Menyadari bahwasanya imperialisme dan kapitalisme sebagai biang penindasan di West Papua, massa aksi juga menuntut dicabutnya izin usaha perusahaan-perusahaan yang beroperasi di West Papua milik korporasi kapitalis nasional dan internasional. Lebih lanjut mereka bahkan menarik garis kelas membelah kebangsaan dengan turut menuntut dicabutnya izin usaha perusahaan oknum rakyat West Papua yang bersekongkol dengan kapitalis nasional dan imperialis multi-nasional. Sebab kaum ini, sebagaimana keterangan rilis pers “…dalam praktiknya bersekongkol dengan militer Indonesia dengan mengorbankan rakyat West Papua demi bisnis uang keamanan dan kelanjutan eksploitasi mereka.”

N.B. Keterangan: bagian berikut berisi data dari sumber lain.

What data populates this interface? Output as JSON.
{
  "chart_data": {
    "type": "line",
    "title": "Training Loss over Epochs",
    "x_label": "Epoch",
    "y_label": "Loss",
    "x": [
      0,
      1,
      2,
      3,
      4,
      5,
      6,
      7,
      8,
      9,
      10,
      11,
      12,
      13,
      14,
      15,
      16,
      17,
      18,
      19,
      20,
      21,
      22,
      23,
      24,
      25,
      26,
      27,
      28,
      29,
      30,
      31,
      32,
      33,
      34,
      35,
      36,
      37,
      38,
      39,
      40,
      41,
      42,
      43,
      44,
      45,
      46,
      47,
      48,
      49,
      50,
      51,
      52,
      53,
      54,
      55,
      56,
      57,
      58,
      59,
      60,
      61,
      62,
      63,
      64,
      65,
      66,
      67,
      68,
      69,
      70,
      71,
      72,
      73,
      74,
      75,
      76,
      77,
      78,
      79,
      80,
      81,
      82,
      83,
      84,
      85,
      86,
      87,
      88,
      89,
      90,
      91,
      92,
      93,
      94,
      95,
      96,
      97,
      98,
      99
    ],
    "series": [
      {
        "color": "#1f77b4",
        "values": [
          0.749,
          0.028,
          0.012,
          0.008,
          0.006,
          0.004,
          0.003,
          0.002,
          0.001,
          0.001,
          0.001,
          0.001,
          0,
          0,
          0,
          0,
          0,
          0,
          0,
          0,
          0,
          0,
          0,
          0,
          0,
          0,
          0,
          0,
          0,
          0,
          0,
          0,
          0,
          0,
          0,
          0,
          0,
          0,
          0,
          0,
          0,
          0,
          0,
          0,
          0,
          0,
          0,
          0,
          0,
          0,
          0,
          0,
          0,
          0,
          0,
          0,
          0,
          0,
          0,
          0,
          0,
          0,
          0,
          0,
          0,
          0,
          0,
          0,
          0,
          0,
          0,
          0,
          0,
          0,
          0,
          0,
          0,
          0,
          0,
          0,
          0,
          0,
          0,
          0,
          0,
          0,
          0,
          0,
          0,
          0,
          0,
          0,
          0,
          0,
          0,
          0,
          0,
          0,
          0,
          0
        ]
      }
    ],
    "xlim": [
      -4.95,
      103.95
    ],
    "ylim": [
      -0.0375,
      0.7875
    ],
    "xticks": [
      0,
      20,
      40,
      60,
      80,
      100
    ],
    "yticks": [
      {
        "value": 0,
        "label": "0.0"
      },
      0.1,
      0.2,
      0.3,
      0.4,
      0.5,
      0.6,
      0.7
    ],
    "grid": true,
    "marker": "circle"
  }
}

Henky, aktivis Komite Nasional Papua Barat (KNPB) yang hadir dalam aksi, berorasi, “Mari kita rapatkan barisan…mengusir imperialis dan kapitalis…industri, perkapalan, perusahaan, farmasi, pemerintahan harus kita ambil alih menjadi milik rakyat…jangan sampai ada yang memanfaatkan untuk menguras Papua demi kepentingan pribadi.”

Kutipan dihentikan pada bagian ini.